Spatiotemporal Congestion-Aware Path Planning Toward Intelligent Transportation Systems in Software-Defined Smart City IoT

Abstract

In smart cities, urban intelligent transportation systems (ITSs) are highly anticipated to improve transportation efficiency, decrease traffic congestion, and promote sustainable transportation development. However, the ITS-based transportation network may fail as a result of a traffic congestion which is considered as one of the challenging issues in large-scale smart cities. The possible traffic congestion on the link is with spatiotemporal features and may vary over time. Nevertheless, the continuous or delay-sensitive traffic flow is always requested in smart cities even under serious traffic congestion. In this article, we will prove such spatiotemporal features of traffic congestion can be forecasted, and the path for the delay-sensitive urban traffic can be accurately planed before the traffic is started.
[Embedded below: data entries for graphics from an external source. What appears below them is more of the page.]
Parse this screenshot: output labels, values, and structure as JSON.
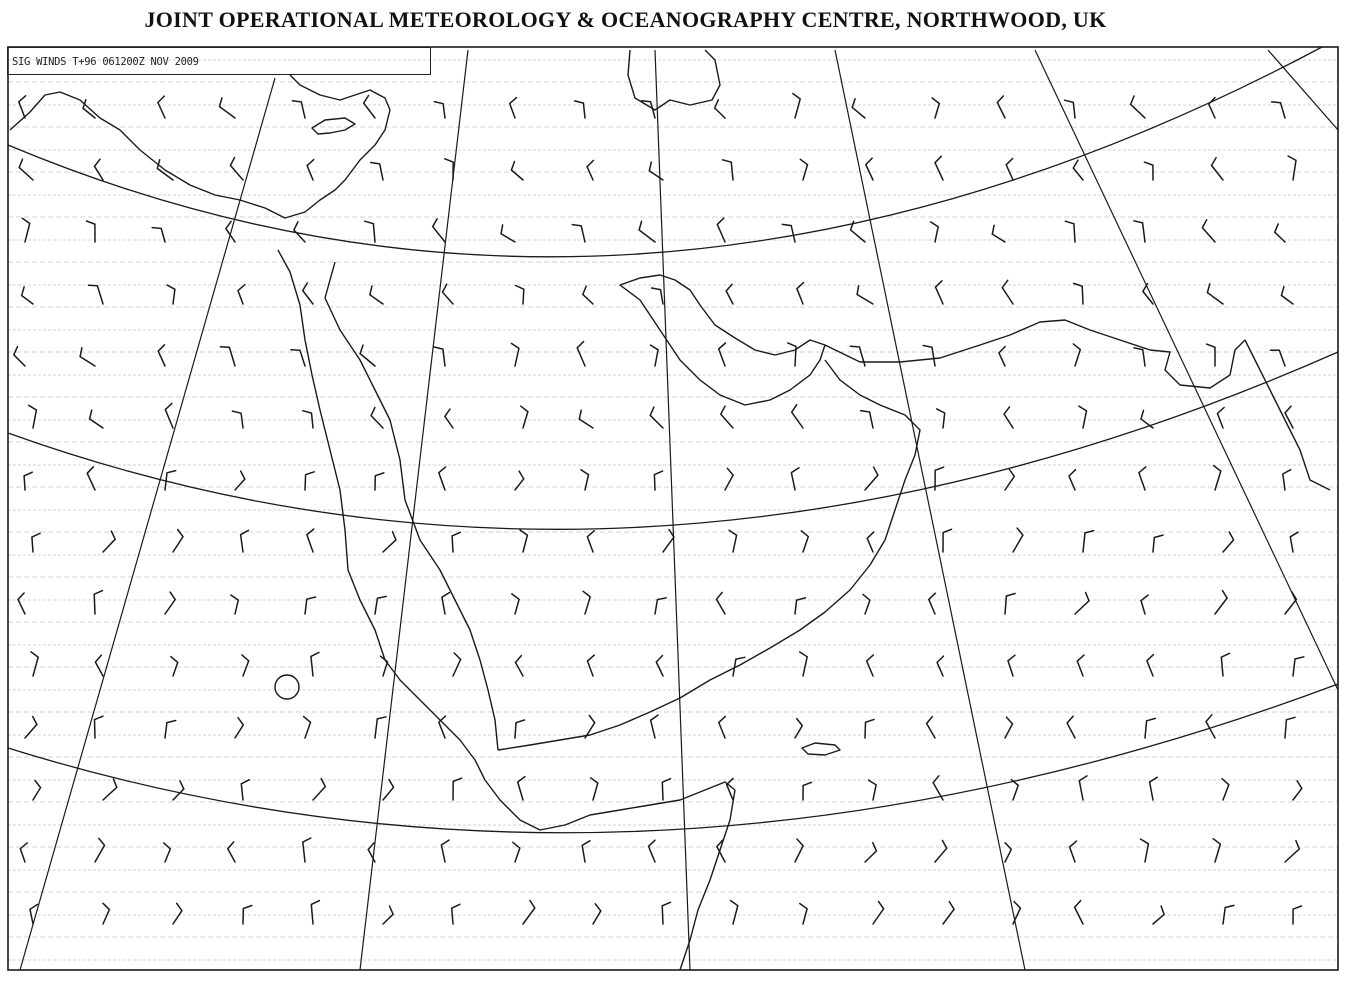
{
  "header": {
    "title": "JOINT OPERATIONAL METEOROLOGY & OCEANOGRAPHY CENTRE, NORTHWOOD, UK"
  },
  "chart_label": {
    "text": "SIG WINDS T+96 061200Z NOV 2009"
  },
  "map": {
    "kind": "significant winds chart",
    "colors": {
      "ink": "#1a1a1a",
      "background": "#ffffff",
      "scan_lines": "#bdbdbd"
    },
    "features": [
      "frame",
      "latitude-arcs",
      "meridian-lines",
      "coastlines",
      "wind-barbs",
      "scan-noise"
    ]
  }
}
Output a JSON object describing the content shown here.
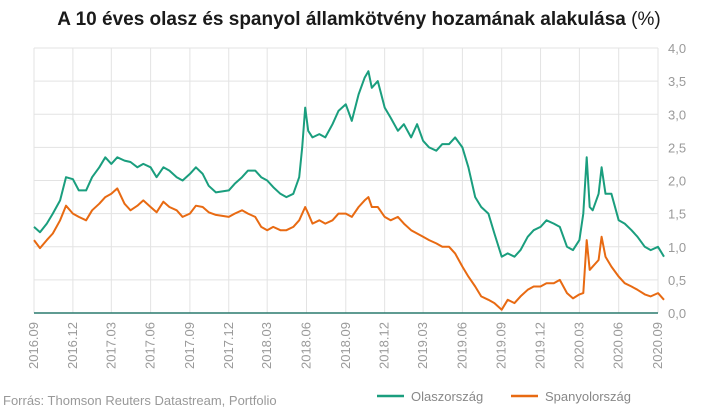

Our main contributions can be summarized as follows: 1) we employ the software-defined networking (SDN) technology to improve the scalability of ITS in smart cities and propose a grid-based model to quantify the traffic-congestion probability of the transportation network; 2) we propose a polynomial-time solvable algorithm to recognize the grids that affect the traffic-congestion probability of the network links or paths; and 3) we utilize the time-expanded network technology to expand the time slots in the spatial dimension and propose a polynomial-time path planning algorithm that can seek for a congestion-aware path to schedule the traffic within a given time threshold.